Arkeologlar eski kent kalıntılarını ortaya çıkararak ilk insanların kullandığı eşyaları inceledikçe, çeşitli mitolojilerle ilgili daha çok bilgi sağlanıyor. Böylece Güney Avrupa'daki mağara adamlarının, Batı Avrupa ve İngiltere'deki Keltler'in, Doğu Akdeniz'deki Sümerler'in, Hititler ve Babilliler'in zengin mitolojileri olduğunu artık biliyoruz. Arkeologların çalışmaları, Orta ve Güney Amerika'daki Amerika Yerlileri'nin kurdukları birçok büyük uygarlığın aydınlanmasına da katkıda bulundu.
Bazı bilim adamlarına göre ilk efsaneler tanrılara inançtan değil, her nesnede var olduğu sanılan sihirli ruhlardan kaynaklandı. İnsanlar daha sonra tanrıları kendilerine benzeyen varlıklar olarak düşünmeye başladılar. İlk tanrılar, büyük bir olasılıkla, gök gürültüsü ve şimşek gibi insanların anlayamadıkları ve bu yüzden korktukları doğa olaylarıydı. Bu büyük güçler, kendisini kızdıranları uyaran ve bazen de öldüren öfkeli tanrılar olarak açıklanıyordu. Belki de Yunan, Roma ve İskandinav mitolojilerinde en güçlü tanrının gök tanrısı olması bu yüzdendir .
Tüm mitolojilerde öfkeli tanrı öykülerine rastlanır.
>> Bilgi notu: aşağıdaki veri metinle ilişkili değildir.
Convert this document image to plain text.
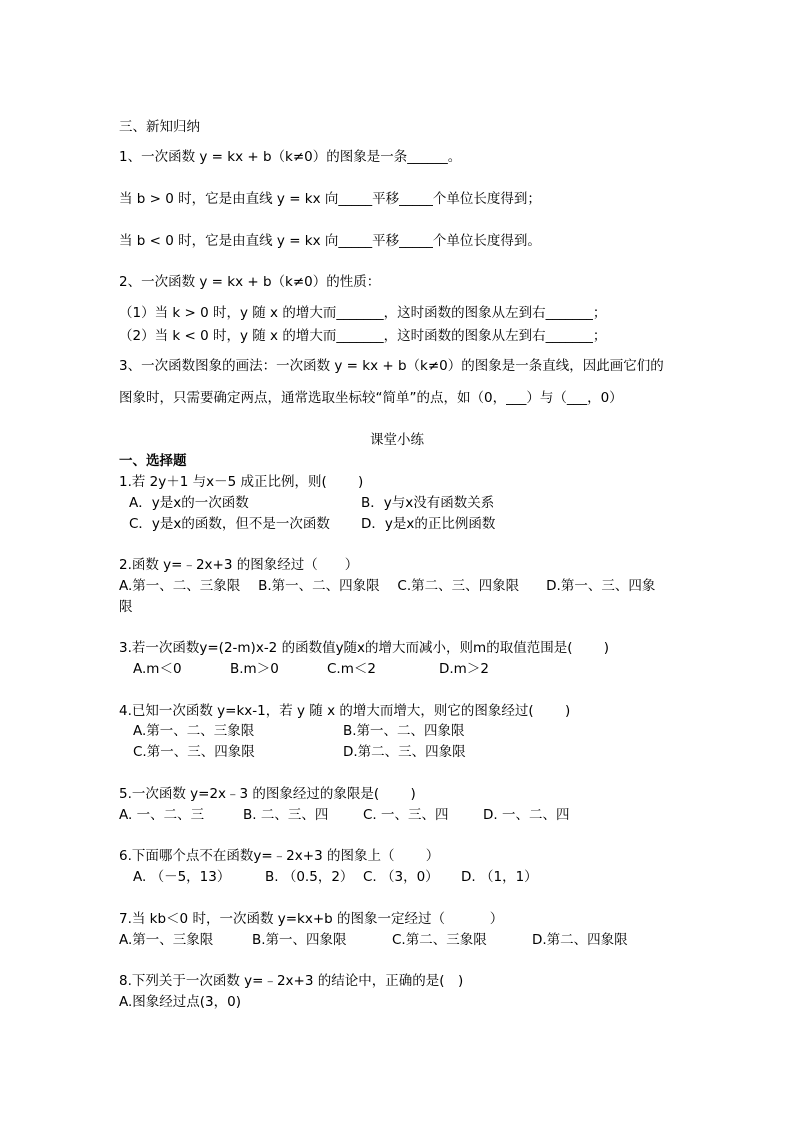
三、新知归纳
1、一次函数 y = kx + b（k≠0）的图象是一条______。
当 b > 0 时，它是由直线 y = kx 向_____平移_____个单位长度得到；
当 b < 0 时，它是由直线 y = kx 向_____平移_____个单位长度得到。
2、一次函数 y = kx + b（k≠0）的性质：
（1）当 k > 0 时，y 随 x 的增大而_______，这时函数的图象从左到右_______；
（2）当 k < 0 时，y 随 x 的增大而_______，这时函数的图象从左到右_______；
3、一次函数图象的画法：一次函数 y = kx + b（k≠0）的图象是一条直线，因此画它们的
图象时，只需要确定两点，通常选取坐标较“简单”的点，如（0，___）与（___，0）
课堂小练
一、选择题
1.若 2y＋1 与x－5 成正比例，则(　　 )
A．y是x的一次函数	B．y与x没有函数关系
C．y是x的函数，但不是一次函数 D．y是x的正比例函数
2.函数 y=﹣2x+3 的图象经过（　　）
A.第一、二、三象限　 B.第一、二、四象限　 C.第二、三、四象限　　D.第一、三、四象
限
3.若一次函数y=(2-m)x-2 的函数值y随x的增大而减小，则m的取值范围是(　　 )
A.m＜0	B.m＞0	C.m＜2	D.m＞2
4.已知一次函数 y=kx-1，若 y 随 x 的增大而增大，则它的图象经过(　　 )
A.第一、二、三象限	B.第一、二、四象限
C.第一、三、四象限	D.第二、三、四象限
5.一次函数 y=2x﹣3 的图象经过的象限是(　　 )
A. 一、二、三	B. 二、三、四	C. 一、三、四	D. 一、二、四
6.下面哪个点不在函数y=﹣2x+3 的图象上（　　 ）
A. （－5，13）	B. （0.5，2） C. （3，0） D. （1，1）
7.当 kb＜0 时，一次函数 y=kx+b 的图象一定经过（　　 　）
A.第一、三象限	B.第一、四象限	C.第二、三象限	D.第二、四象限
8.下列关于一次函数 y=﹣2x+3 的结论中，正确的是(　)
A.图象经过点(3，0)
Denizde kopan korkunç bir fırtına Yunanlılar'ın deniz tanrısı Poseidon'un öfkelendiğini düşünmelerine yol açardı. En önemli tanrılar insanların yiyecek bulmalarına yardım eden tanrılardı. Topraktan iyi ürün alınmış, bol balık tutulmuş, başarılı bir av gerçekleştirilmişse bazı tanrıların kendilerine yardım ettiğine inanırlardı.